Downing Street said the new ministerial team is more diverse and will “better reflect the country which it serves” after the Prime Minister sacked a number of middle-ranking white, male ministers.

One of those appointed in their place is Suella Fernandes, the chair of the European Research Group, who was elected in 2015 and is the daughter of immigrants from Kenya and Mauritius.

Ms Fernandes joins the ministerial team at the Department for Exiting the EU following demands from Brexiteers for a ‘minister for no deal’ as a sign of the government’s Brexit resolve.

Downing Street said that as a result of the reshuffle there are now more women attending Cabinet, more female ministers and more members of the Government from a black and minority ethnic background than before.

Mrs May said: “This Government is about building a country fit for the future - one that truly works for everyone with a stronger economy and a fairer society.

“This reshuffle helps us do just that by bringing fresh talent into Government, boosting delivery in key policy areas like housing, health and social care, and ensuring the Government looks more like the country it serves.

“It also allows a new generation of gifted ministers to step up and make life better for people across the whole UK.”

Casualties of the reshuffle included Mark Garnier, who lost his job as trade minister just weeks after being cleared by an investigation into allegations of inappropriate behaviour towards a female member of staff, including asking her to buy a sex toy.

No 10 sources insisted the incident had nothing to do with his departure.

Tory backbencher Philip Davies, who sits on the Commons Women and Equalities Committee, said the reshuffle had created “a legitimate concern that some people may feel they have been hoofed out or not promoted simply because they are a white male”.

But the Prime Minister’s official spokesman said: “It is about getting the right Government in place to deliver for the British public.

“That also includes delivering a Government that better reflects the country which it serves.”

Mrs May’s Cabinet met for the first time since a misfired reshuffle of top jobs on Monday, which saw Justine Greening walk out as education secretary rather than accept a move to work and pensions, while Jeremy Hunt turned down the PM’s offer of the business brief, insisting instead on an expanded health and social care role.

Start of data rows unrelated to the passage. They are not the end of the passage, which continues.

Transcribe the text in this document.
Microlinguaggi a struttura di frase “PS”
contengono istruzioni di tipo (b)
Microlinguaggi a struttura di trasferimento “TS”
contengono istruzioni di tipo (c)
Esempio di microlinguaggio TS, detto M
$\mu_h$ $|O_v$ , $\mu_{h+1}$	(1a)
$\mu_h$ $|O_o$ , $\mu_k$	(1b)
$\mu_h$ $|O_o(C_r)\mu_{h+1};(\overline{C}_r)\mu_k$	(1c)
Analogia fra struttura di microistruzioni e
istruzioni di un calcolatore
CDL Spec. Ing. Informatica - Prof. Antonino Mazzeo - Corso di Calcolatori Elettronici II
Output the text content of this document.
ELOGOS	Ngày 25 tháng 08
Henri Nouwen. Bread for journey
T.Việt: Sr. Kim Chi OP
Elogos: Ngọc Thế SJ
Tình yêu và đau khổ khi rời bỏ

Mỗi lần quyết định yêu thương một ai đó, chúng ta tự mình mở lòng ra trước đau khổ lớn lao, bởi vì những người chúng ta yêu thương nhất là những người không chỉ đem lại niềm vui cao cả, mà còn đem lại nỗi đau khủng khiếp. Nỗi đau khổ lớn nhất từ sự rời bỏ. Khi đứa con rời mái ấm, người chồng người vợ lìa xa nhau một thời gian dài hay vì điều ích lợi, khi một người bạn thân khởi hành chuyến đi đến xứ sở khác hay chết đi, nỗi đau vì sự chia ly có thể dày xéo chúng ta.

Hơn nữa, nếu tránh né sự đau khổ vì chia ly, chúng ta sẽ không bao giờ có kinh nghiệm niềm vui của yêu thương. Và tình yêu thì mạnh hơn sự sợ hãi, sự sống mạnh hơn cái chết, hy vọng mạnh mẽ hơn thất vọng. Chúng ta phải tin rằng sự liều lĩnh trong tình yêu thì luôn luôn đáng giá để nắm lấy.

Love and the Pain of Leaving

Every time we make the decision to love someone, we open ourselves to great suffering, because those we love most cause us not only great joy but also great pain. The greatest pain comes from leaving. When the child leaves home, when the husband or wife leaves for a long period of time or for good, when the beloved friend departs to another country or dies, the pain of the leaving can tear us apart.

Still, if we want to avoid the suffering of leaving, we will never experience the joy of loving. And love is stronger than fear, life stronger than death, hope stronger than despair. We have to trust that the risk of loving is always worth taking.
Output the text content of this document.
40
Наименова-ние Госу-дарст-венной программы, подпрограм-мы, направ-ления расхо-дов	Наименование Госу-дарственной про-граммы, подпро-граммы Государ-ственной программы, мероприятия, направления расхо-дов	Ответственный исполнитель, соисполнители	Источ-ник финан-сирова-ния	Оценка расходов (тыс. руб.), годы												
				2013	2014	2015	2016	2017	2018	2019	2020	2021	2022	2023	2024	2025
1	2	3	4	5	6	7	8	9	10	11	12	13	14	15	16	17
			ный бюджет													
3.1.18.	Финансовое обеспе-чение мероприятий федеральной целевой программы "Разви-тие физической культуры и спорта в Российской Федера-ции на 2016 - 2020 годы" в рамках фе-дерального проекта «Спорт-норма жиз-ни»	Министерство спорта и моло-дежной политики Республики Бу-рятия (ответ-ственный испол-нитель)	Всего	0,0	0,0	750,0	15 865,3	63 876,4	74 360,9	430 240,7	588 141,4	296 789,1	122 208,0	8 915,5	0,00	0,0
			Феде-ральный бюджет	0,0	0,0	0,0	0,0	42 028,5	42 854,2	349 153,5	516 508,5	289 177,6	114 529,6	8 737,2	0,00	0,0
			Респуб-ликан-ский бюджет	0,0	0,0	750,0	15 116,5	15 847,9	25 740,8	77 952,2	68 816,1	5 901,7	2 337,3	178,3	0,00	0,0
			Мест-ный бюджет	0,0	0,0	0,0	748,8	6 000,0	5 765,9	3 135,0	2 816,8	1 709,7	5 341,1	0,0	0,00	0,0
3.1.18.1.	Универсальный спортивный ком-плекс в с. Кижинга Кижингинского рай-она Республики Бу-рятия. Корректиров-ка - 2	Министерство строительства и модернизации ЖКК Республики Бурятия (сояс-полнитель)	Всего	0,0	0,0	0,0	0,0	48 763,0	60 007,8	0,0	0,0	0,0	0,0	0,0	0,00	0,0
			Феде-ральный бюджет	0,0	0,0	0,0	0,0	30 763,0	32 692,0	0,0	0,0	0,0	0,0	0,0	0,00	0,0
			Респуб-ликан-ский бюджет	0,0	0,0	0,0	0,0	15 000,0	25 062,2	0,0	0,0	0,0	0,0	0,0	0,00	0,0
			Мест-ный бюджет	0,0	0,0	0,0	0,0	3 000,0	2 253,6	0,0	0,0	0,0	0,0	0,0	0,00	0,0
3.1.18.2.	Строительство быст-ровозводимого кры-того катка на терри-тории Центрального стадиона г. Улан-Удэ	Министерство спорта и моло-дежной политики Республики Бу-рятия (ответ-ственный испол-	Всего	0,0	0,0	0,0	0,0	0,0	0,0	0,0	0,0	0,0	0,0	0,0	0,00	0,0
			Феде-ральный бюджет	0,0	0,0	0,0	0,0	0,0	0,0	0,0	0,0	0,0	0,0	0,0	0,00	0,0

Africa minister and former diplomat Rory Stewart has gone to the Ministry of Justice - a shift which was criticised by Tory grandee Sir Nicholas Soames who questioned why a “really knowledgeable” foreign policy expert was being moved to a domestic role.

Also among those joining the ministerial ranks for the first time are Richmond MP Rishi Sunak at the Ministry of Housing, Communities and Local Government, Stratford-on-Avon MP Nadhim Zahawi at the Department for Education and South East Cambridgeshire’s Lucy Frazer, who is joining the Justice team.

Shailesh Vara returns to the Government after a spell on the backbenches as parliamentary under secretary in the Northern Ireland Office.